The World Health Assembly, which sets WHO policy, is holding its annual meeting in Geneva, at which members are expected to discuss the next phase of the organisation’s investigation.
The claims in the WSJ, meanwhile, have refocused attention on the lab-leak theory. The newspaper reported that a previously undisclosed US intelligence report claimed the three researchers at the Wuhan lab had become so sick in 2019 that they sought hospital care. On Monday the White House said it had “no means” to verify the report.
On Monday, Zhao Lijian, a spokesman for China’s foreign ministry, rejected the intelligence report’s accuracy and said that no staff at the Wuhan Institute of Virology had been infected before December 2019.
“What is the real purpose for the US to continue to play up the so-called lab leak theory? Does it really care about the origin-tracing of the virus or just want to divert attention?” he asked.

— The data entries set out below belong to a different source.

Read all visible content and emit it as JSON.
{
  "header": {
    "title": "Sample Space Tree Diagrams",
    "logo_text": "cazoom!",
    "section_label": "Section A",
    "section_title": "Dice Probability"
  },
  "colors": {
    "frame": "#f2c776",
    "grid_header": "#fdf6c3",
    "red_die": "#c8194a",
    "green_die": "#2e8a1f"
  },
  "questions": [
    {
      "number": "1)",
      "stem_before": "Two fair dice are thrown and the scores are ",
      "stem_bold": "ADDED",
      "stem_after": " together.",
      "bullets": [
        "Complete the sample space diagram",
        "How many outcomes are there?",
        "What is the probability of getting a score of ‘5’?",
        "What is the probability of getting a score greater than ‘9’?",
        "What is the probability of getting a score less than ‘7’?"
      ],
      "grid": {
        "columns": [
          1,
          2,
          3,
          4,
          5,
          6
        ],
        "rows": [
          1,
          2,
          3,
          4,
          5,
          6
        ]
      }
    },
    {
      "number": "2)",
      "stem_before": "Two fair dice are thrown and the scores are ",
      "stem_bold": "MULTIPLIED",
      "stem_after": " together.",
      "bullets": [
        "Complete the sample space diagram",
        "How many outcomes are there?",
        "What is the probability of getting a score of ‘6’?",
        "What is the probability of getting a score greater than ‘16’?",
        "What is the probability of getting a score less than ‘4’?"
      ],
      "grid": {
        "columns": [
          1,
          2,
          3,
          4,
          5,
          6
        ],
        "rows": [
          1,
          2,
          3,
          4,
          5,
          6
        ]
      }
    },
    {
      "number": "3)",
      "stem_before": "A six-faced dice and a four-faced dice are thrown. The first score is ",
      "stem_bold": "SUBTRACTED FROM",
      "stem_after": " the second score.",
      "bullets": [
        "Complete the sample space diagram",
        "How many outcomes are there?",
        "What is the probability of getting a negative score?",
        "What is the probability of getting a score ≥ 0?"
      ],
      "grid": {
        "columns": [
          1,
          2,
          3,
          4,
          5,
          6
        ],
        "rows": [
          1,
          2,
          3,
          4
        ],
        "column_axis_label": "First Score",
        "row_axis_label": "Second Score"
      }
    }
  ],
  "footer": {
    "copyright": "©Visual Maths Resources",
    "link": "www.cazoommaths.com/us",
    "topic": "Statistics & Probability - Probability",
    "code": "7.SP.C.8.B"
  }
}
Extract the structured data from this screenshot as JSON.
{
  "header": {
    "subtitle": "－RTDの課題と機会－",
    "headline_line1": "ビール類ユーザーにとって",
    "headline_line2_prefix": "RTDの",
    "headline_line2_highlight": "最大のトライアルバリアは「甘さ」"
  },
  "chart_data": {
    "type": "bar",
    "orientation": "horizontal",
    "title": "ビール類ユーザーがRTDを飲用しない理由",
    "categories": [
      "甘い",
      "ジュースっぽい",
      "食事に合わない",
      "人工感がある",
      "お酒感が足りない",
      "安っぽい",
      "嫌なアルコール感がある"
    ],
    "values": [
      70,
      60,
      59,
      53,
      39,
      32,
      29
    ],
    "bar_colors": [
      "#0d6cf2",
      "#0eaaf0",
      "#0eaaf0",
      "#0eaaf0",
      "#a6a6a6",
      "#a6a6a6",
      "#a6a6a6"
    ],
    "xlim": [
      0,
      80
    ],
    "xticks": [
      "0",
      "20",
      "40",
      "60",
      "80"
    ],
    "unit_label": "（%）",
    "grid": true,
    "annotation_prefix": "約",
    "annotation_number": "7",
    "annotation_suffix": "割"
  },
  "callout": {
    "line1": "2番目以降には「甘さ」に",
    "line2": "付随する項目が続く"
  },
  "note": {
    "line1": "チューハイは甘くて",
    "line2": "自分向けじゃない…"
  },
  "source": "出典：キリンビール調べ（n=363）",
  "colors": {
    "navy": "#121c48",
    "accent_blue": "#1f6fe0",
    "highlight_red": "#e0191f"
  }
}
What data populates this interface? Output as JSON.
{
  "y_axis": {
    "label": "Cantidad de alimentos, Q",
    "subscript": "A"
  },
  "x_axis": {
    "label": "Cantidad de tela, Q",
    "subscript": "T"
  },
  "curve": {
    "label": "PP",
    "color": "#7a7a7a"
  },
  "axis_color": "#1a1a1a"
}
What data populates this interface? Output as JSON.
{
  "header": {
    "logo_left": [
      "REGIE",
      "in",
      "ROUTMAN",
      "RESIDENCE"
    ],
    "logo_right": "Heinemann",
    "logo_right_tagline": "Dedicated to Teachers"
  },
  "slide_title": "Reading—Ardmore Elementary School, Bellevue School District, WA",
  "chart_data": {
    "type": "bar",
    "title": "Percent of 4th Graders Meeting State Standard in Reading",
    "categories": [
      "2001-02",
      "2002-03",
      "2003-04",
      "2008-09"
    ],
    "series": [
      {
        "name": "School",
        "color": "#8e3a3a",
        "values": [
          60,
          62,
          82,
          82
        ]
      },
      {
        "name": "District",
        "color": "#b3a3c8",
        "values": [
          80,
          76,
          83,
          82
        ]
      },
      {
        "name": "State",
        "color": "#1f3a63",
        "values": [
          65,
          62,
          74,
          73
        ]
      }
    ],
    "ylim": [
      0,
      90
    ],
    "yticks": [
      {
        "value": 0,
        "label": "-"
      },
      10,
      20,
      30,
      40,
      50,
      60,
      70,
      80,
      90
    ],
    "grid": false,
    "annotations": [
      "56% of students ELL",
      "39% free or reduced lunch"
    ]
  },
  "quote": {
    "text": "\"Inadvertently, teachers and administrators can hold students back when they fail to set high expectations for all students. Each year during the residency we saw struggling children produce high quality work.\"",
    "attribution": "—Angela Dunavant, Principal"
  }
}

Researchers at the Wuhan lab last week released a research paper arguing that the virus strains found in bats in south-west China were “just the tip of the iceberg” for potential ancestors of Sars-Cov-2. They added that the strains were unlikely to be ancestors for the virus without first infecting an intermediate animal host.
Shi Zhengli, the Wuhan Institute of Virology’s leading coronavirus expert whose work on bat viruses has been the focal point of the lab theories, was one of the authors.
The bat viruses studied in the paper, which has not been peer reviewed, lacked the ability to bind with proteins known as human ACE2 receptors, which are an important part of Sars-Cov-2’s ability to infect people, and thus “pose little spillover potential to human without future adaptation”, the authors wrote.